Mahathir’s victory is the second big threat that the development – which is a partnership between Country Garden and the Sultan of Johor – has faced in the past couple of years. Beijing’s moves to stem capital outflows imposed after the yuan plummeted in late 2016 hurt mainland Chinese demand for the apartments.
Ng said what he called the “Chinese Stigma” is the biggest hurdle facing the project.
“What the Malaysian government does not want is a Chinese enterprise coming to Malaysia, taking government contracts, affecting the project opportunities of local developers, making the money and going back,” Ng said.
This has prompted a change in hiring strategy as Forest City seeks to recruit more Malaysians like Ng into senior management positions.
“My predecessor was a Chinese. In the past, our management had only one Malaysian, which was head of legal. This (my) position is usually held by a Chinese, but now I’m here,” said Ng, who is ethnic Chinese but from Malaysia.
Ng said that the political uncertainty had hurt investor sentiment.
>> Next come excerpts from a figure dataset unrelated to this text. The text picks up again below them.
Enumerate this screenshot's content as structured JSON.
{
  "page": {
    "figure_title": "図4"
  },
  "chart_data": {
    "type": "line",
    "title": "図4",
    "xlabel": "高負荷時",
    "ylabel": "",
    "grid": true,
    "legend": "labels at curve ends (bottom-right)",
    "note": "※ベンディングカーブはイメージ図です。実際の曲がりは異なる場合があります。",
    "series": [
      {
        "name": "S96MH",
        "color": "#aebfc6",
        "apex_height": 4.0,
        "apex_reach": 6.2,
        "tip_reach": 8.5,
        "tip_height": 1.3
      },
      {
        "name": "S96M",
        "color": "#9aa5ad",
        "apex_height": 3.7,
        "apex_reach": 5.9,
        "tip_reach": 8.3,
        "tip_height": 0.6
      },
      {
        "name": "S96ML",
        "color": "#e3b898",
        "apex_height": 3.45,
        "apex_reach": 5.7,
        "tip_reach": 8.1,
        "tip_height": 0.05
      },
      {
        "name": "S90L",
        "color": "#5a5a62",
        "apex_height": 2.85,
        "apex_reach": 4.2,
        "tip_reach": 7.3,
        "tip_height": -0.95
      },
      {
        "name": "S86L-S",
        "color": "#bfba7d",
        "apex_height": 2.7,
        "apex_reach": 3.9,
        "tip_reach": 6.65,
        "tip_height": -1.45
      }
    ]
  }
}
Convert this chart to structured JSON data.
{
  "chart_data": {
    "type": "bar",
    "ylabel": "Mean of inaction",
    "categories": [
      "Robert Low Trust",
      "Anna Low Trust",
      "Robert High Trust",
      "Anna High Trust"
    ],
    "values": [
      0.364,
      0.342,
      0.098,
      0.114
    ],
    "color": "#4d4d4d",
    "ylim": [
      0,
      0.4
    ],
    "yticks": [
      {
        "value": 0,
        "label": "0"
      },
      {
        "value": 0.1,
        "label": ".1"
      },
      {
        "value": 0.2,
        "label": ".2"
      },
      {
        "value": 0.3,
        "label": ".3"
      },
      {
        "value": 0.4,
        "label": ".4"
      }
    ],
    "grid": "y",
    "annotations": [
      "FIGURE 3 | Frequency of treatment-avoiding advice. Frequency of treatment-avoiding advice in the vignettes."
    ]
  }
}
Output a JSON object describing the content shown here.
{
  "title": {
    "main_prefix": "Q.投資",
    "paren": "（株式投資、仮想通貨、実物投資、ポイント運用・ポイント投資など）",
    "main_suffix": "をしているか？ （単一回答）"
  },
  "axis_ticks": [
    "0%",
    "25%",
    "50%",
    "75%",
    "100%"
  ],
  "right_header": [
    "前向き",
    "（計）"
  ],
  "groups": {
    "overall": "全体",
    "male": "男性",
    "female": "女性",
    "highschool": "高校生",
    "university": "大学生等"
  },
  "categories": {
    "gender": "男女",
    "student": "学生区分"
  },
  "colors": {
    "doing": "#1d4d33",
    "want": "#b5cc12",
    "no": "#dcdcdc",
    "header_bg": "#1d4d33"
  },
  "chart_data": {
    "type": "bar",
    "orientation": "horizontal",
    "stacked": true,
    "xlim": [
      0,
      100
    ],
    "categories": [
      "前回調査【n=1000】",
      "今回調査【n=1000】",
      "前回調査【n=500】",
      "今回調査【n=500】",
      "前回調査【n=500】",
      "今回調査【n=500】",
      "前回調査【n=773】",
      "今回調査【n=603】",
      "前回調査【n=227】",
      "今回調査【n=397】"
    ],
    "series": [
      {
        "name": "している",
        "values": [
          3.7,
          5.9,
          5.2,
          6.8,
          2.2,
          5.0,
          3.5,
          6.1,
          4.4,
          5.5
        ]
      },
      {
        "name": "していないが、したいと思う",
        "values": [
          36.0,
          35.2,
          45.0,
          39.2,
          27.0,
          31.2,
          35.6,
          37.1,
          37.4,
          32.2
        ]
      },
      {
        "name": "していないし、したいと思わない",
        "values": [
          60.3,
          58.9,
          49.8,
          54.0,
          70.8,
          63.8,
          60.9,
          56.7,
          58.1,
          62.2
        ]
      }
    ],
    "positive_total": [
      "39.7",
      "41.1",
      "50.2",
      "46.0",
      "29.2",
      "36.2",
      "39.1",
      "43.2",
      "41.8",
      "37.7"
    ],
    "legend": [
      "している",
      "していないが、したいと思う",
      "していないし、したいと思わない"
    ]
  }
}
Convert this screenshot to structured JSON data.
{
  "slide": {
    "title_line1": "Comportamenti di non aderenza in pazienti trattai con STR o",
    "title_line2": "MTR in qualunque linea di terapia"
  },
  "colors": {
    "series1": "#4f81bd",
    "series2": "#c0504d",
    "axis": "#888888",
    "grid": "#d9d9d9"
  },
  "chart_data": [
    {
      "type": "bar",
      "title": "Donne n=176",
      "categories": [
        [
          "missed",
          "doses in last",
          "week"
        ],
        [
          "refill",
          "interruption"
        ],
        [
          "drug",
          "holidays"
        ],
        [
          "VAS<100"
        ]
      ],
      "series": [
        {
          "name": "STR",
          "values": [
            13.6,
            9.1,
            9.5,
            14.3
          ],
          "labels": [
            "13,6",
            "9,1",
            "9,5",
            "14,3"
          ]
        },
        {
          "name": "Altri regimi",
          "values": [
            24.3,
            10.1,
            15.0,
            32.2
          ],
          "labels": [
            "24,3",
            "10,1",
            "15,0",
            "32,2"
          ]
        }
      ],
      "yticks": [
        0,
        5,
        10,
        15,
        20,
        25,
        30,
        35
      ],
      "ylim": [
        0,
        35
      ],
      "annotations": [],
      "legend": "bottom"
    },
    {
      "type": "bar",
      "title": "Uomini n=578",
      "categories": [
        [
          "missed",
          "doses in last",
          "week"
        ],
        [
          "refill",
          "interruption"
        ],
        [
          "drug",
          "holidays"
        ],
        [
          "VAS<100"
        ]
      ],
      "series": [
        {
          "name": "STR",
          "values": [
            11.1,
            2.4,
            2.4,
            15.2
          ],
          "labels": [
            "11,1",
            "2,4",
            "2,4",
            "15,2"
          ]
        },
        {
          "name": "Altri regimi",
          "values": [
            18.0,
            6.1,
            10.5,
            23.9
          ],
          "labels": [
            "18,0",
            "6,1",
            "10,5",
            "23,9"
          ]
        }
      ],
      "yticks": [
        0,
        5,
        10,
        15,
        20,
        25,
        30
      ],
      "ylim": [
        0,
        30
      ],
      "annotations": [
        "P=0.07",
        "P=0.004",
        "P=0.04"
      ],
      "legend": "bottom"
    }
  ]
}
“It’s not that people don’t want to invest, but people are now: ‘Let’s wait and see. What if they change their policy again?’ Political stability is one, policy stability is another.”
At the end of a thirty-minute drive from the crossing from Singapore through palm oil plantations and jungle, the once sleepy town of Gelang Patah known for its mangroves and fishing villages now has a skyline of skyscrapers.
This futuristic development is only half of the first of four man-made islands envisioned for the development – only 2.7 square kilometres of the planned reclamation of 20 square kilometres.
Work to build more high rise residential towers, town houses and commercial buildings is continuing full steam, with dozens of heavy duty trucks carrying sand and materials while cranes dot a skyline that is growing taller and denser as high-rise apartments rapidly approach completion.
Forest City is barely inhabited, with only a handful of staff living at its service apartments and guests at its hotel.
But earlier this month, an international school opened its doors to the first 60 students – mostly from China and also from South Korea – to its 22-acre campus planted with “vertical gardens,” an Olympic-size pool and three yoga studios.
They will be knocking about the Shattuck St Mary’s school campus designed to accommodate 1,000 students as construction roars on in the backdrop.
Liang Ri Sheng, 44, who runs an electrical services company in Guangzhou, said he hopes Forest City will be the gateway for his son to an international life, riding on the strength of China’s Belt and Road regional infrastructure push.
“It will give both eastern and western exposure for my son. I think it’s good for my son’s growth and development,” Li told Reuters.
His family will be one of the first 482 to get the keys to their new homes by September.